Un agriculteur canadien est accusé par Monsanto, l’un des grands spécialistes mondiaux des OGM, d’avoir acheté et cultivé de manière illégale des graines de canola génétiquement modifiées.
Percy Schmeiser ressemble à tous les braves fermiers qu’on croise dans les films ou dans les livres pour enfants. Sa spécialité : les graines de canola, une plante destinée à la fabrication d’huile. On l’imagine soignant chaque plant avec amour, surveillant régulièrement leur état pour limiter les dégâts provoqués par la pluie, la sécheresse ou l’invasion d’insectes nuisibles. Car Percy Schmeiser est de la vieille école. Contrairement à la majorité des spécialistes canadiens du canola, qui utilisent les produits génétiquement modifiés de la société Monsanto, Percy Schmeiser produit ses propres graines.
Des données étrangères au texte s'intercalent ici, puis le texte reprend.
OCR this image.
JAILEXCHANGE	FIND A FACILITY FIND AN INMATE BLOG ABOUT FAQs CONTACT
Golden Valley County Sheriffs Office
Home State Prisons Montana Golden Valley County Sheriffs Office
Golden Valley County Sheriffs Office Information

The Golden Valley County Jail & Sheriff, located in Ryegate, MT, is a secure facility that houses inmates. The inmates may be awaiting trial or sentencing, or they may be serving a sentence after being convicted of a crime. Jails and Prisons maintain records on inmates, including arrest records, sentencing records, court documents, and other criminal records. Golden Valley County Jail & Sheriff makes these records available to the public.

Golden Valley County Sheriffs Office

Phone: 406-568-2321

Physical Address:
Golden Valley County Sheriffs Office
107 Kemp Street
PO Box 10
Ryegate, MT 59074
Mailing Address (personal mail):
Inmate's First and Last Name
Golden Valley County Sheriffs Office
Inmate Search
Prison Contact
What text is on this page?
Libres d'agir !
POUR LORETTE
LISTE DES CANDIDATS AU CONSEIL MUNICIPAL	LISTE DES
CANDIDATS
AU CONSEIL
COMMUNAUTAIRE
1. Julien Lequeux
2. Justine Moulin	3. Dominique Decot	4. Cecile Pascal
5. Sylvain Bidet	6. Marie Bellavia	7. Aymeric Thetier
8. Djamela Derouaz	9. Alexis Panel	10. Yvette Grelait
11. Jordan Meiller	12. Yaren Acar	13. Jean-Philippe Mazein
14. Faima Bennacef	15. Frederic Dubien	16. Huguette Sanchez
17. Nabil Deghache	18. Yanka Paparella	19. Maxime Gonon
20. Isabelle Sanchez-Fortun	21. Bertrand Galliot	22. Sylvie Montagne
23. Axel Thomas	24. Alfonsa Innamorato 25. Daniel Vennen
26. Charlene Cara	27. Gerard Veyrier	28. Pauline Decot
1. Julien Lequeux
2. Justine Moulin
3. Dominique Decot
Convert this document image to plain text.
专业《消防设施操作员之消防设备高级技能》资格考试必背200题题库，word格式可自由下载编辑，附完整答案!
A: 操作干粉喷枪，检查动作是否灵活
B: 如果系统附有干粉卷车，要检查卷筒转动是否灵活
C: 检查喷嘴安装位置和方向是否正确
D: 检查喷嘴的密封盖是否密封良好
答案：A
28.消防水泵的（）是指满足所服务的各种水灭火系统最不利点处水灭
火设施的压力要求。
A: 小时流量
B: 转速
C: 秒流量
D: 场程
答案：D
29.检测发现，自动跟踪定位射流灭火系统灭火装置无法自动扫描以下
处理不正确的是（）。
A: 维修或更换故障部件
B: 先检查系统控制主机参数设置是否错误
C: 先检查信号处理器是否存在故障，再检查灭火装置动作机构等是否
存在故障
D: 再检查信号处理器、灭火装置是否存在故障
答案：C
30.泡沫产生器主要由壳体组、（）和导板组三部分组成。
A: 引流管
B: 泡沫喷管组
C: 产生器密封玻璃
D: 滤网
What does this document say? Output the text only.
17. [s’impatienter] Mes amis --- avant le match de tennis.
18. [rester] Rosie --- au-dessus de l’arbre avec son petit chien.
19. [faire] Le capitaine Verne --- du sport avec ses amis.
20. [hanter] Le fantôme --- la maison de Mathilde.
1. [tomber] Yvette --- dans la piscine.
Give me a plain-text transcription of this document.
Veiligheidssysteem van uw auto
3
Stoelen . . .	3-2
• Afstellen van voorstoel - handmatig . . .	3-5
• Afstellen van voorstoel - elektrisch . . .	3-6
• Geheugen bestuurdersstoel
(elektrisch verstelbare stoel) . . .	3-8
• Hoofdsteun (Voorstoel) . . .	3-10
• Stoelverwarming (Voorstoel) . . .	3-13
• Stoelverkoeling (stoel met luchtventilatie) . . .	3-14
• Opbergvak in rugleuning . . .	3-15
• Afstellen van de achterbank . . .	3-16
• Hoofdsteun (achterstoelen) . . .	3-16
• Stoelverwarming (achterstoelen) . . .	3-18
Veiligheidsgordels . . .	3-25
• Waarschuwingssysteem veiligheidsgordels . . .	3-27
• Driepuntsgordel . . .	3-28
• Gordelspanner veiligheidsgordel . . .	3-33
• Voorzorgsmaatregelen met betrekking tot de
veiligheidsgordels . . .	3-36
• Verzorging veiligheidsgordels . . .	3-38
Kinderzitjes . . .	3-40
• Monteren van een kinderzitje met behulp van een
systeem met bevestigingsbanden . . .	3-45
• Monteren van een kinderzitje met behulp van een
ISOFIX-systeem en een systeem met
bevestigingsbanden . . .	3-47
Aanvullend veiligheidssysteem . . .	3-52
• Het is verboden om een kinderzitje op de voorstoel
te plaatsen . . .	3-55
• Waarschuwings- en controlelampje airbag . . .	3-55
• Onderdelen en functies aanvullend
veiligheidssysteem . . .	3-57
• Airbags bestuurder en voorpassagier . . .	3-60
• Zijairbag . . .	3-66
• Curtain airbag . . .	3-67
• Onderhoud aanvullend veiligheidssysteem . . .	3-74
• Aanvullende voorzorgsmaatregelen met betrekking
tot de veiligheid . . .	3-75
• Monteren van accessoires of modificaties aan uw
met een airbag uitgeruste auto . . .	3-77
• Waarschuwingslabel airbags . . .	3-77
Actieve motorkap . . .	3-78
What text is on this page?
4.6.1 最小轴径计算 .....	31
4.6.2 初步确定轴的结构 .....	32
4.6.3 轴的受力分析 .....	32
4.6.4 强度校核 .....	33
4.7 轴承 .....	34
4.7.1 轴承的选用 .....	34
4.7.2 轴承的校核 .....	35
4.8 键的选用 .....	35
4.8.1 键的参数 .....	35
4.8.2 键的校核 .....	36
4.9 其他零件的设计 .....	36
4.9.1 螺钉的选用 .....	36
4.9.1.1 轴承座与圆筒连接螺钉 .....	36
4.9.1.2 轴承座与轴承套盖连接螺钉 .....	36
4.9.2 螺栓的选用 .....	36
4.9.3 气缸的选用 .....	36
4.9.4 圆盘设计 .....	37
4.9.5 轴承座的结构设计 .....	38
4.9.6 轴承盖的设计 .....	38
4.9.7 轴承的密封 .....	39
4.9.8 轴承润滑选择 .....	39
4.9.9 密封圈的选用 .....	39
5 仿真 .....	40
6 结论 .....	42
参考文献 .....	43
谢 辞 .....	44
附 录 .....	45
À chaque récolte, il trie les plants les plus résistants, les mélangeant parfois à de nouvelles variétés pour obtenir les meilleurs graines. Effectuées pendant près de 50 ans, ces manipulations lui ont permis d’obtenir des graines de bonne qualité, résistantes à de nombreuses maladies.
Des plantes curieusement ultra-résistantes
Les ennuis de Percy débutent en 1997, lorsqu’il s’aperçoit que, malgré l’insecticide qu’il a pulvérisé dans des fossés et autour de plusieurs pylônes, des plantes de canola continuent de pousser. Il décide alors de consacrer une bande de terre à la culture de ces plantes curieusement ultra-résistantes. Convaincu de leur robustesse, il les cultive sur environ 1 000 acres de terre en 1998. Il affirme ignorer alors l’existence des graines transgéniques. Mais lors de la récolte, il s’aperçoit que la taille de ses plantations est anormalement peu élevée. Un phénomène qu’il attribue aujourd’hui à la contamination de ses champs par les plantes génétiquement modifiées de Monsanto. Le spécialiste mondial des graines transgéniques intente alors un procès à Percy Schmeiser, lui reprochant de s’être procuré et d’avoir planté ces graines de façon illégale. Outre 300 000 dollars de dommage et intérêt, la firme demande que l’agriculteur lui verse les revenus générés par les récoltes provenant de ses graines. De son côté, Percy Schmeiser affirme que ces plantes ont poussé sur ses terres suite à la pollinisation d’un champ voisin ou après la chute de graines d’un camion Monsanto. Il prétend aussi que malgré la destruction en masse d’une partie de ses graines, il a dû détruire 20 % de sa récolte de l’année 2000.
Le héros anti-OGM contre-attaque
Lors du procès, qui a duré 3 semaines cet été, des scientifiques appelés à témoigner pour Monsanto ont prouvé que la culture de ces graines ne pouvait être imputée à la pollinisation. Et Monsanto affirme qu’aucun camion de l’entreprise n’est passé devant les champs de Percy en 1996. Aujourd’hui, l’agriculteur attend le verdict du juge. Il vient à son tour de déposer une plainte contre Monsanto, qu’il accuse d’avoir endommagé l’équilibre écologique de sa ferme.
D’après le Mojo Wire, qui relate cette histoire dans sa dernière édition, Monsanto aurait relevé entre 100 et 525 cas similaires. Mais seul le cas de Percy est allé jusqu’au procès. Suite à cette histoire incroyable, il est devenu l’un des héros des petits agriculteurs canadiens et des militants anti-OGM du monde entier. Maigre consolation. "Je ne regrette pas d’avoir livré bataille, a-t-il confié au Mojo Wire, mais j’aurais préféré aller pêcher avec mes petits-enfants."